As a writer, I’m expected to know the right words to say … or at least have a few prepared. But I don’t.
I’m exhausted. I need to breathe. I need to focus. I need a break.
If you’ve stumbled on this post because my Instagram account is currently disabled, know that I will be back, I’m just taking a breather. I’m stepping away from my phone and back into my life for a bit.
The past year and a half has been difficult for everyone. I pulled away from reality to try to find a little corner of peace and happiness. For a while, that was enough. Then when it wasn’t, I just kept pretending it was.
Between leaving a toxic job situation and starting a new job that is both rewarding and filled with grace and positivity, I’d hoped that would be enough to clear my headspace.
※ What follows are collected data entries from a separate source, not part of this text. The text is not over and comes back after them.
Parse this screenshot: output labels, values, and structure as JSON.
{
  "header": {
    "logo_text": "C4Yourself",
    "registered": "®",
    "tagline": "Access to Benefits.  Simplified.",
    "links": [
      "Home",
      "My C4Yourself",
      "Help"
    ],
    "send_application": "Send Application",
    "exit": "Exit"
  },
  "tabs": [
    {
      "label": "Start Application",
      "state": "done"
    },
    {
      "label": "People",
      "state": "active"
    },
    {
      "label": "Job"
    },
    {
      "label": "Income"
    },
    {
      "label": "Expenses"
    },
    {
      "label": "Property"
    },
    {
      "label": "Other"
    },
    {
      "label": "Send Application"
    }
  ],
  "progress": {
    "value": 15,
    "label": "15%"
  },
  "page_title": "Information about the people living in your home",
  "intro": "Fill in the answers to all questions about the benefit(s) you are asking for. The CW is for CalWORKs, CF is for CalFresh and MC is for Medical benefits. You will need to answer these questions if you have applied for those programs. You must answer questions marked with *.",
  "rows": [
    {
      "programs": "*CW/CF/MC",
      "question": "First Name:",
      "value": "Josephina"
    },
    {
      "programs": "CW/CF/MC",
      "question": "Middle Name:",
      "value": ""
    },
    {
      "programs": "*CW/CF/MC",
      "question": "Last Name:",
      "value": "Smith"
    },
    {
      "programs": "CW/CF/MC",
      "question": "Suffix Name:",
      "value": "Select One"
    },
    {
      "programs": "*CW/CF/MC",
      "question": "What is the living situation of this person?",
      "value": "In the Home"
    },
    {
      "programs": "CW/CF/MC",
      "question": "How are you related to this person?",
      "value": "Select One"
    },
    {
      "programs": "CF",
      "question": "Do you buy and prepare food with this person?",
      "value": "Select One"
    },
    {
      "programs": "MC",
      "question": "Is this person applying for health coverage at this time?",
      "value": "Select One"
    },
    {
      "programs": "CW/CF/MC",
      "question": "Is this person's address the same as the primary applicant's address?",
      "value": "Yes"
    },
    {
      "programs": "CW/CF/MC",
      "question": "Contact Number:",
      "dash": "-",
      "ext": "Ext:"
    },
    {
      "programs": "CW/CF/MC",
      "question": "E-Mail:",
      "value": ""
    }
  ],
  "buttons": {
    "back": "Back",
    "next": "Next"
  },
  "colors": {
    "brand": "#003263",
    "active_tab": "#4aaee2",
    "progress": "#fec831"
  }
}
But one change rarely makes the kind of impact I needed.
My struggles went beyond a work-life balance issue. I won’t go into everything here as I’m sure many of you understand the weight working mothers, women, wives, etc. carry. We slap on smiles and make everyone think we have it all together.
We yell at our kids. We cry at our desks. We toss and turn as every mistake and anxiety replay when the lights go out.
For me, I also hide in my phone. I scroll on social media or play stupid games or do anything I can to keep myself from facing reality. And, it’s not working for me. I need to break up with my phone for a bit and reprioritize life. Say yes to playing Barbies or LEGOs with the kids. Listen to my husband when he tells me about cryptocurrency or something on Reddit. Pay attention to the world around me.
But most importantly, I need to pay attention to myself. I need to sit with my thoughts and try to dig myself out of the layers of protection I’ve spent 40 years building.
I don’t know how long I’ll be offline for, but if you need me, use the contact form or email or text me. I’m still here. I’m just trying to find myself. Again.